According to a written report from the National Percentage on Fraudulent Financial Reporting, avoidance and early recognition on fraudulent financial reporting should get started while preparing financial claims.

Rezaee (2002), in his journal, entitled "Financial Statement Fraud: Avoidance and Diagnosis", discusses deep enough on ways to prevent and identify fraud in the financial assertions. In the e book described the case of the collapse of Enron in the United States, which is horrendous business community clearly and completely, including the lifestyle of collusion.

Creative accounting is often done by internal parties in the company not only to change existing data but also to save lots of their company. However, there may be one factor that led to manipulate the data were made by firms to obtain a positive response from several people and advantages both for interior party companies and to the general public.

Cheating manipulate the data is in many ways to detect preventing it. It could be done by assessing the existing data is the fact that existing and check scams can be diagnosed and prevented. So how creative accounting is not abused by Certain parties for opening advantages not only for the success of the business and the shareholders of the company.

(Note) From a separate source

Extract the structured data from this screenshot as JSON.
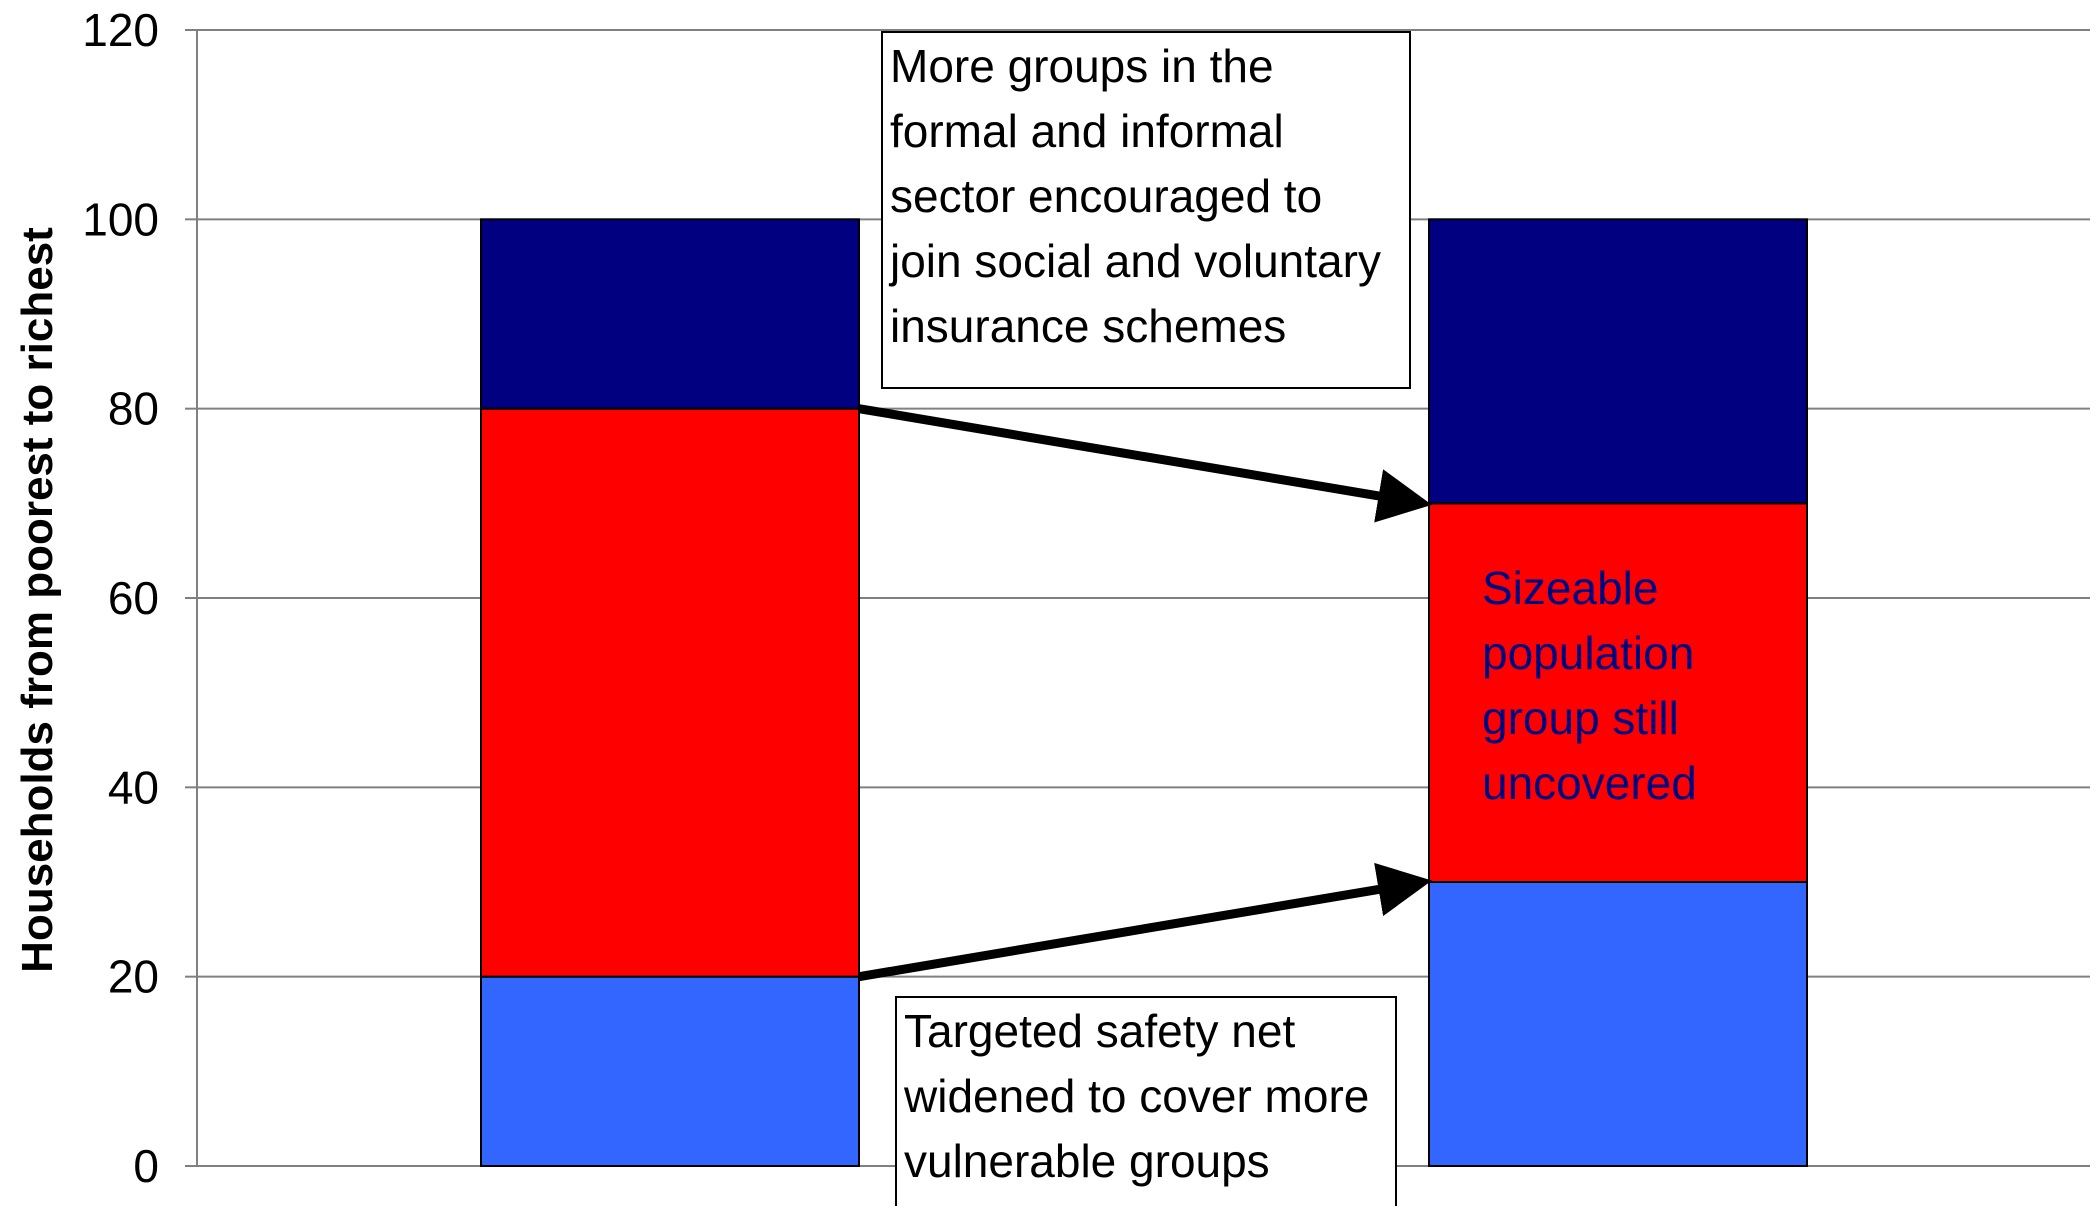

  1. Amat, Blake and Dowd. 1999. The Ethics of Creative Accounting. Economics Working Newspaper.
  2. Brass, Daniel J. , Kenneth D. Buterfield. , dan Bruce C. Skaggs. 1998. Relationship and Unethical Action: A SOCIAL NETWORKING Perspective. Academic and Management Review, Vol. 23 No. 1, 14-31.
  3. Charles W Mulford, Eugene E Comiskey. 2002. The Financial Amounts Game. Cambridge: John Wiley & Sons Inc.
  4. Fields, T. H, Lys, Thomas Z. , Vincent, Linda. 2001. "Empirical Research on Accounting Choice". Journal of Accounting and Economics, 31, 255-307
  5. Healy, P. M. 1985. THE RESULT of Bonus Schemes on Accounting Decisions. Journal of Accounting and Economics. 7: 85-107.
  6. Mulford, Charles and Eugene Comiskey. 2002. The Financial Numbers Game Detecting Creative Accounting Theory. New York: John Wiley and Sons, Inc.
  7. Rezaee, Zabihollah. 2002. FINANCIAL RECORD Prevention and Recognition. John Wiley &sons, Inc.
  8. Scott, William R. 1997. Financial Accounting Theory, 2nd Edition, Canada Inc. , Prentices Hall
  9. Stalebrink, Odd J. , and John F. Sacco. 2007. Rationalization of financial record fraud in authorities: An Austrian perspective. Critical Perspectives on Accounting 18 (2007) 489-507
  10. Stolowy, Herv, and Gatan Breton. 2000. AN ASSESSMENT of Research on Accounts Manipulation. European Accounting Connection: 23rd Total annual Congress.
  11. Sweeney, A. P. 1994. Debt Covenant Violations and Professionals Accounting Responses. Journal of Accounting and Economics 1
  12. Vinnari, Eija M. , and Salme N'asi. 2008. Creative Accrual Accounting In The

    Public Sector: 'Milking' Drinking water Resources To Balance And Municipal Budgets

    Accounts. Financial Accountability and Management, 24 (2), May, 0267-4424

  13. Watts, R, L. , and Zimmerman, J, L. 1986, Positive Accounting Theory. New York, Prentice Hall.